Define "ESTS" or change to a well-known term

[jackalvrus]

Many of the policy files use the term "ESTS" in comments. However, I can find no definition for this term in the starter pack or in any B2C documentation. One example of such comments:

        <!-- Show self-asserted page only if the directory does not have the user account already (i.e. we do not have an objectId). 
          This can only happen when authentication happened using a social IDP. If local account was created or authentication done
          using ESTS in step 2, then an user account must exist in the directory by this time. -->

[KevinCathcart]

Yeah, that abbreviation really should not have made it into the starter packs. Since I'm not a Microsoft employee, I cannot fix it, but what I can do is explain what it means.

ESTS is an abbreviation for EvoSTS. Now you know. See you next tim.... What? That is not really any better? Yeah, you probably want to know what that is too.

EvoSTS is the part of login.microsoft.com that is not deprecated for AAD B2C. Specifically the parts of login.microsoft.com that don't deal with user flows or custom policies. This is the underlying functionality shared with regular Azure Active Directory. The local account flows authenticate against EvoSTS.

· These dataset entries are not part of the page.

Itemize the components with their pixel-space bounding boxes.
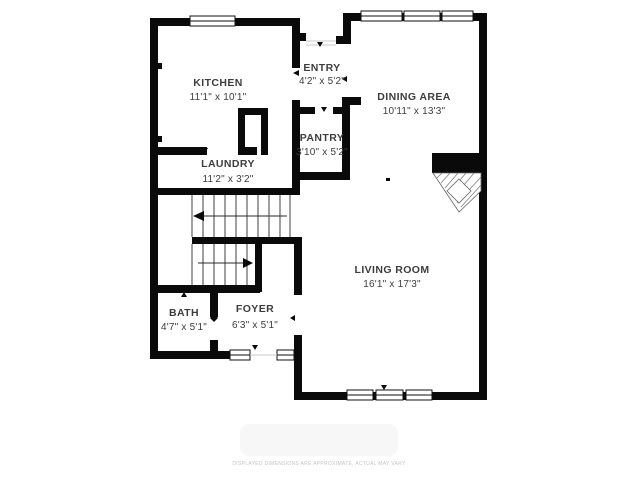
- wall-exterior-right: [479, 13, 487, 400]
- wall-entry-right-foot: [336, 36, 344, 44]
- tick-front-door: [252, 345, 258, 350]
- floor-plan-drawing: KITCHEN 11'1" x 10'1" ENTRY 4'2" x 5'2" …: [0, 0, 640, 480]
- room-label-pantry: PANTRY: [300, 132, 344, 144]
- room-label-kitchen: KITCHEN: [193, 77, 242, 89]
- wall-closet-right: [261, 108, 268, 155]
- watermark-blob: [240, 424, 398, 456]
- room-dims-dining-area: 10'11" x 13'3": [383, 106, 446, 117]
- room-dims-laundry: 11'2" x 3'2": [203, 174, 254, 185]
- room-dims-pantry: 3'10" x 5'2": [296, 147, 348, 158]
- tick-kitchen-left-wall: [158, 63, 162, 69]
- room-label-bath: BATH: [169, 307, 199, 319]
- stair-arrow-head-left: [193, 211, 204, 221]
- dining-window-2: [404, 11, 440, 21]
- living-window-2: [376, 390, 403, 400]
- living-window-1: [347, 390, 373, 400]
- kitchen-window: [190, 16, 235, 26]
- dining-window-3: [442, 11, 473, 21]
- wall-kitchen-right: [292, 18, 300, 68]
- foyer-window-1: [230, 350, 250, 360]
- wall-pantry-top-a: [300, 107, 315, 114]
- fireplace-block: [432, 153, 487, 173]
- room-dims-living-room: 16'1" x 17'3": [363, 279, 421, 290]
- floor-plan: KITCHEN 11'1" x 10'1" ENTRY 4'2" x 5'2" …: [0, 0, 640, 480]
- wall-living-left-mid: [294, 237, 302, 295]
- room-label-entry: ENTRY: [303, 62, 340, 74]
- wall-pantry-stub: [343, 97, 361, 105]
- wall-stair-side: [255, 237, 262, 292]
- tick-pantry-door: [321, 107, 327, 112]
- tick-laundry-left-wall: [158, 136, 162, 142]
- wall-stair-bottom: [150, 285, 260, 293]
- stairs-lower-run: [192, 244, 247, 285]
- fireplace-hearth: [433, 173, 481, 212]
- wall-foyer-living: [294, 335, 302, 400]
- tick-living-top: [386, 178, 390, 181]
- tick-foyer-living: [290, 315, 295, 321]
- room-label-living-room: LIVING ROOM: [355, 264, 430, 276]
- room-label-laundry: LAUNDRY: [201, 158, 255, 170]
- living-window-3: [406, 390, 432, 400]
- wall-stair-middle: [192, 237, 302, 244]
- room-dims-entry: 4'2" x 5'2": [299, 76, 345, 87]
- room-label-foyer: FOYER: [236, 303, 274, 315]
- room-label-dining-area: DINING AREA: [377, 91, 450, 103]
- room-dims-bath: 4'7" x 5'1": [161, 322, 207, 333]
- stair-arrow-head-right: [243, 258, 253, 268]
- foyer-window-2: [277, 350, 294, 360]
- tick-living-bottom: [381, 385, 387, 390]
- room-dims-foyer: 6'3" x 5'1": [232, 320, 278, 331]
- wall-pantry-bottom: [292, 172, 350, 180]
- wall-bath-right-bottom: [210, 340, 218, 358]
- dining-window-1: [361, 11, 402, 21]
- wall-closet-left: [238, 108, 245, 155]
- wall-dining-left-top: [343, 20, 351, 44]
- wall-pantry-top-b: [333, 107, 343, 114]
- wall-bath-bottom: [150, 351, 232, 359]
- disclaimer-text: DISPLAYED DIMENSIONS ARE APPROXIMATE, AC…: [232, 461, 406, 467]
- room-dims-kitchen: 11'1" x 10'1": [190, 92, 247, 103]
- wall-laundry-top-left: [150, 147, 207, 155]
- wall-entry-left-step: [300, 33, 306, 41]
- tick-right-wall: [479, 219, 486, 226]
- wall-laundry-bottom: [150, 188, 293, 195]
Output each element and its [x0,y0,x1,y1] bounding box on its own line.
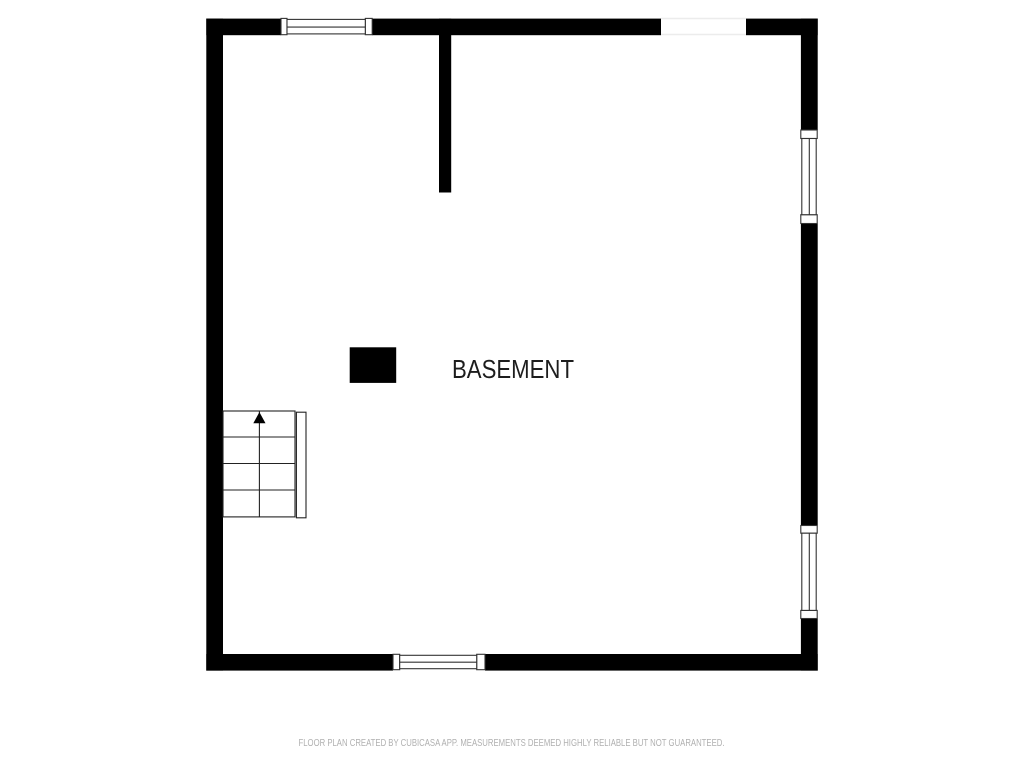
svg-text:FLOOR PLAN CREATED BY CUBICASA: FLOOR PLAN CREATED BY CUBICASA APP. MEAS… [299,738,725,749]
svg-text:BASEMENT: BASEMENT [452,354,574,384]
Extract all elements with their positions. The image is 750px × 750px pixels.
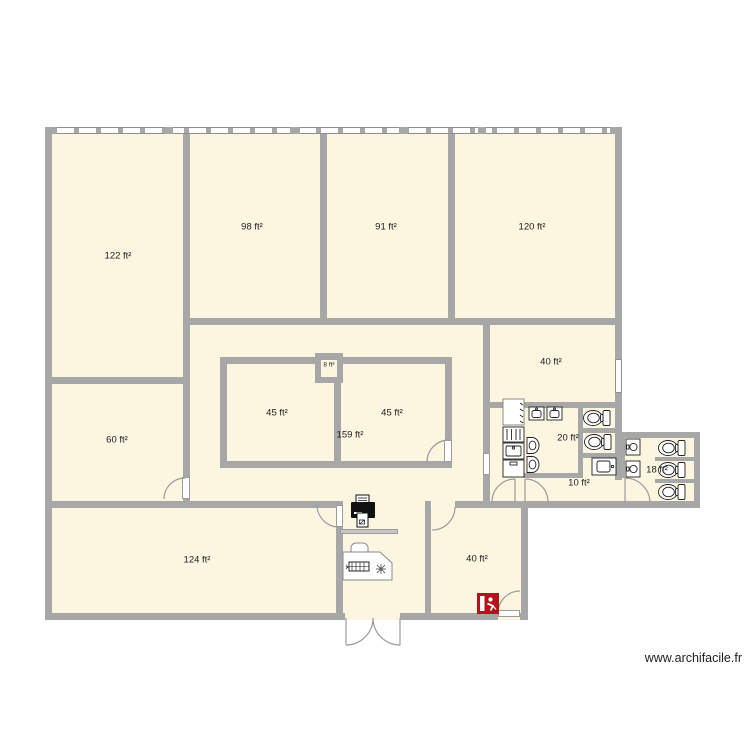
window-break <box>399 127 408 134</box>
wall-stall-divider <box>655 479 694 483</box>
watermark: www.archifacile.fr <box>645 651 742 665</box>
room-label-60: 60 ft² <box>106 435 128 446</box>
wall-interior <box>521 501 528 613</box>
floor-door-gap <box>432 501 455 508</box>
wall-inner-room <box>445 357 452 440</box>
room-label-45a: 45 ft² <box>266 408 288 419</box>
room-label-40-south: 40 ft² <box>466 554 488 565</box>
wall-interior <box>483 318 490 453</box>
room-label-124: 124 ft² <box>184 555 211 566</box>
wall-interior <box>455 501 700 508</box>
window-strip <box>57 127 610 134</box>
door-leaf <box>336 505 343 527</box>
room-label-10: 10 ft² <box>568 478 590 489</box>
floor-plan-canvas: 122 ft² 98 ft² 91 ft² 120 ft² 60 ft² 45 … <box>0 0 750 750</box>
wall-interior <box>483 475 490 501</box>
wall-interior <box>183 377 190 477</box>
door-leaf <box>483 453 490 475</box>
wall-interior <box>425 501 431 613</box>
wall-annex-right <box>694 432 700 508</box>
wall-exterior-left <box>45 127 52 620</box>
wall-interior <box>320 127 327 325</box>
wall-interior <box>448 127 455 325</box>
wall-interior <box>336 527 343 613</box>
wall-exterior-bottom <box>400 613 498 620</box>
floor-hall-desk <box>343 501 425 613</box>
double-door-arc <box>346 618 373 645</box>
room-label-8: 8 ft² <box>323 362 334 369</box>
window-break <box>478 127 486 134</box>
room-label-159: 159 ft² <box>337 430 364 441</box>
floor-passage-18 <box>615 478 625 501</box>
wall-partition <box>578 453 622 458</box>
door-leaf <box>182 477 190 499</box>
room-label-18: 18 ft² <box>646 465 668 476</box>
wall-interior <box>45 377 190 384</box>
wall-interior <box>190 318 615 325</box>
wall-interior <box>45 501 336 508</box>
floor-door-gap <box>345 613 400 620</box>
double-door-arc <box>373 618 400 645</box>
wall-exterior-bottom <box>520 613 528 620</box>
door-leaf <box>498 610 520 617</box>
window-right-wall <box>615 359 622 393</box>
door-leaf <box>444 440 452 462</box>
room-label-45b: 45 ft² <box>381 408 403 419</box>
room-label-98: 98 ft² <box>241 222 263 233</box>
room-label-40-mid: 40 ft² <box>540 357 562 368</box>
wall-inner-room <box>220 357 227 468</box>
room-label-91: 91 ft² <box>375 222 397 233</box>
wall-shelf <box>340 529 398 534</box>
room-label-20: 20 ft² <box>557 433 579 444</box>
wall-stall-divider <box>655 457 694 461</box>
window-break <box>164 127 173 134</box>
room-label-122: 122 ft² <box>105 251 132 262</box>
wall-annex-left <box>618 432 625 478</box>
room-label-120: 120 ft² <box>519 222 546 233</box>
window-break <box>290 127 300 134</box>
wall-interior <box>183 127 190 377</box>
wall-exterior-bottom <box>45 613 345 620</box>
wall-interior <box>483 402 622 408</box>
wall-partition <box>583 428 622 433</box>
wall-annex-top <box>618 432 700 438</box>
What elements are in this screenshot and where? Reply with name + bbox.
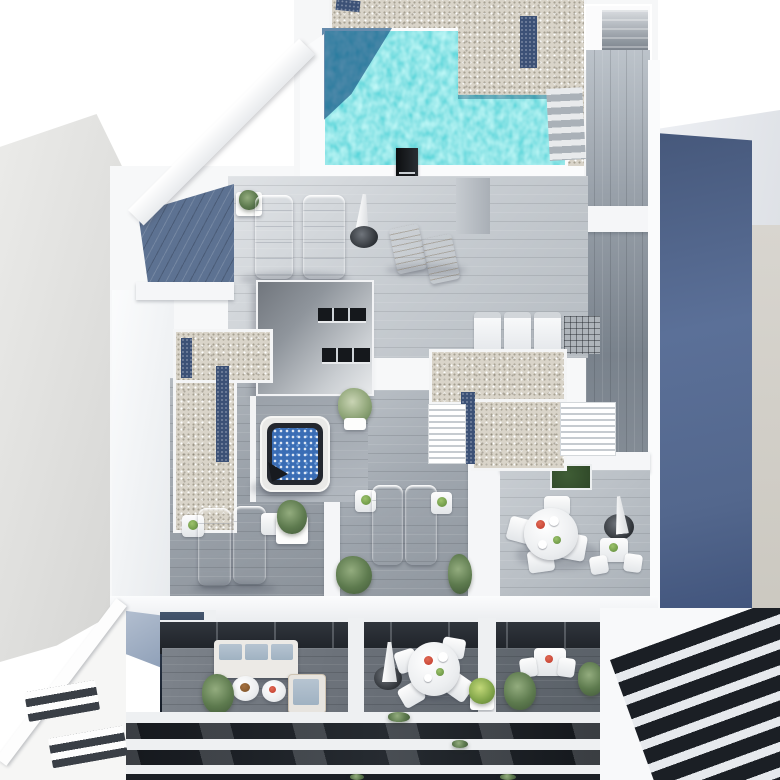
shrub-center-2	[448, 554, 472, 594]
coffee-table-1-tray	[240, 683, 250, 692]
pool-stairs	[546, 87, 586, 161]
roof-table-red-plate	[536, 520, 545, 529]
round-dining-table-balcony	[408, 642, 460, 696]
louver-unit-1	[560, 402, 616, 456]
plant-left-terrace	[277, 500, 307, 534]
skylight-slot-2	[322, 348, 370, 364]
bistro-balcony-item	[545, 655, 553, 663]
balcony-plant-2	[504, 672, 536, 710]
sofa-cushion-3	[271, 644, 293, 660]
sun-lounger-1	[255, 195, 293, 279]
bistro-roof-plant	[609, 543, 618, 552]
corner-building-bottom-right	[600, 608, 780, 780]
sofa-cushion-2	[245, 644, 268, 660]
facade-band-white-2	[110, 739, 658, 750]
roof-edge-strip-2	[520, 16, 537, 68]
facade-shrub-2	[452, 740, 468, 748]
facade-band-dark-1	[110, 723, 658, 739]
planter-strip-1	[181, 338, 192, 378]
roof-table-plate-2	[538, 540, 547, 549]
facade-shrub-5	[500, 774, 516, 780]
walkway-cross-wall	[584, 206, 654, 232]
bistro-balcony-chair-2	[557, 657, 576, 678]
balcony-plant-bright	[469, 678, 495, 704]
skylight-slot-1	[318, 308, 366, 323]
neighbor-right-edge	[750, 225, 780, 625]
side-table-3-plant	[361, 495, 371, 505]
louver-unit-2	[428, 404, 466, 464]
roof-table-plate-1	[549, 516, 559, 526]
facade-shrub-4	[350, 774, 364, 780]
balcony-table-red-plate	[424, 656, 433, 665]
gravel-planter-right-stem	[474, 402, 564, 468]
stairwell-skylight-structure	[256, 280, 374, 396]
sofa-cushion-1	[219, 644, 242, 660]
balcony-plant-1	[202, 674, 234, 714]
gravel-planter-right-bar	[432, 352, 564, 402]
side-table-4-plant	[437, 497, 447, 507]
facade-band-dark-2	[110, 750, 658, 765]
balcony-pier-1	[348, 618, 364, 714]
facade-band-white-1	[110, 712, 658, 723]
sun-lounger-3	[198, 508, 231, 586]
coffee-table-2-item	[269, 686, 276, 693]
lattice-box	[564, 316, 600, 354]
roof-table-green-plate	[553, 536, 561, 544]
rooftop-render	[0, 0, 780, 780]
bistro-chair-1	[589, 555, 610, 576]
parasol-upper-base	[350, 226, 378, 248]
shrub-center-1	[336, 556, 372, 594]
grey-wall-box	[456, 178, 490, 234]
side-table-1-plant	[188, 520, 198, 530]
facade-band-dark-3	[110, 774, 658, 780]
sun-lounger-5	[372, 485, 403, 565]
balcony-table-plate-1	[438, 652, 448, 662]
west-facade	[112, 290, 174, 602]
br-window-stripes	[610, 608, 780, 780]
facade-band-white-3	[110, 765, 658, 774]
planter-strip-2	[216, 366, 229, 462]
armchair-cushion	[293, 679, 319, 705]
sun-lounger-2	[303, 195, 345, 279]
balcony-table-plate-2	[424, 674, 432, 682]
balcony-table-green-plate	[436, 668, 444, 676]
flowering-plant-pot	[344, 418, 366, 430]
neighbor-building-right-wall	[652, 133, 752, 625]
facade-shrub-1	[388, 712, 410, 722]
bistro-chair-2	[623, 553, 643, 573]
nw-cross-wall	[136, 282, 234, 300]
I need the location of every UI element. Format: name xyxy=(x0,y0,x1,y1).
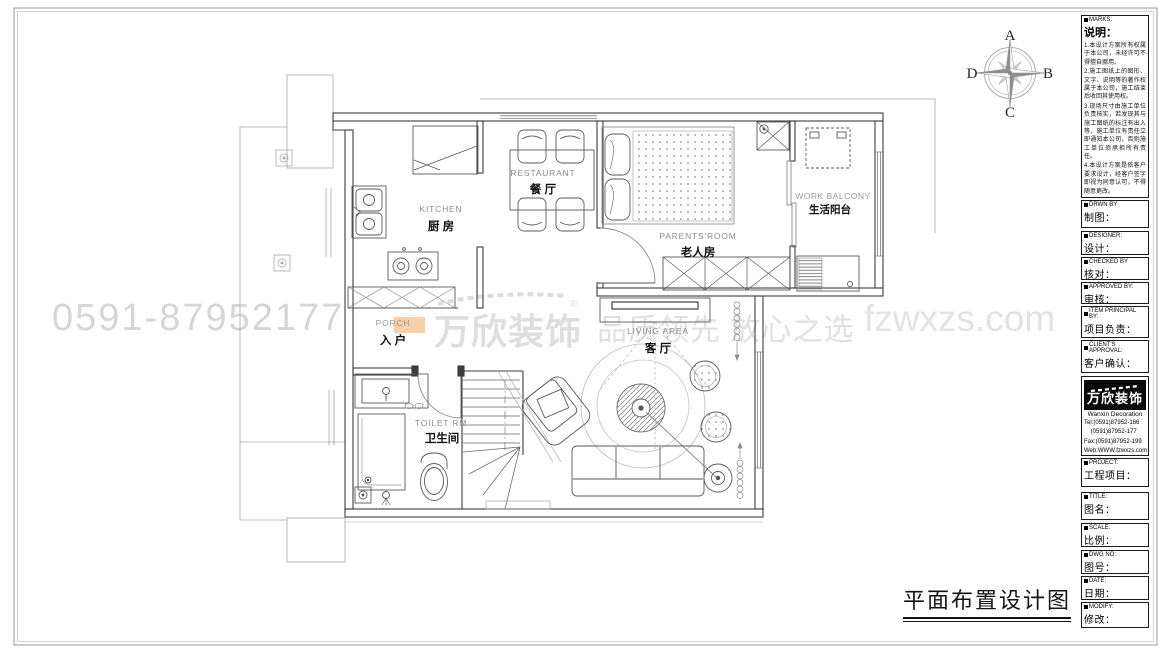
porch-label-en: PORCH xyxy=(376,318,411,328)
living-area-label-en: LIVING AREA xyxy=(627,326,689,336)
titleblock-field-client-approval: CLIENT'S APPROVAL: 客户确认： xyxy=(1081,340,1149,373)
titleblock-field-project: PROJECT: 工程项目： xyxy=(1081,458,1149,487)
note-item: 1.本设计方案所有权属于本公司，未经许可不得擅自挪用。 xyxy=(1084,42,1146,67)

It would probably help here to remember that AAD B2C consists of two parts. The first part is a mostly normal AAD tenant. The second part is the Identity Experience Framework (IEF). IEF is the part that runs user flows, and implements pretty much all of the B2C specific functionality. It uses the underlying AAD tenant to to store policies, as a user directory, as a source of app registration information, as a backend for handling phone based 2-factor auth, and to run conditional access evaluations.

The underlying AAD tenant is mostly fully functional, and is used used to authenticate for azure portal admin access. Authenticating directly against the underlying AAD tenant is possible in many cases, but will result in a different JWT, and does not utilize the user flows. Therefore it is not encouraged. However it does function in at least some scenarios. Indeed a lot of functionality that is blocked in azure portal UI still functions, but simply will not act as expected when using user flows, which is why they are blocked (to prevent confusion). I'm guessing there is probably some functionality that is actually blocked, l but I'm not sure the details.

Several other references to EvoSTS in the built in policies were changed to say login.microsoft.com in when creating the starter pack policies, or where simply omited completely if it made sense. That should have happened with ESTS too, but apparently that got overlooked.

[sparksterz]

Thanks @KevinCathcart - Also had no idea what that meant.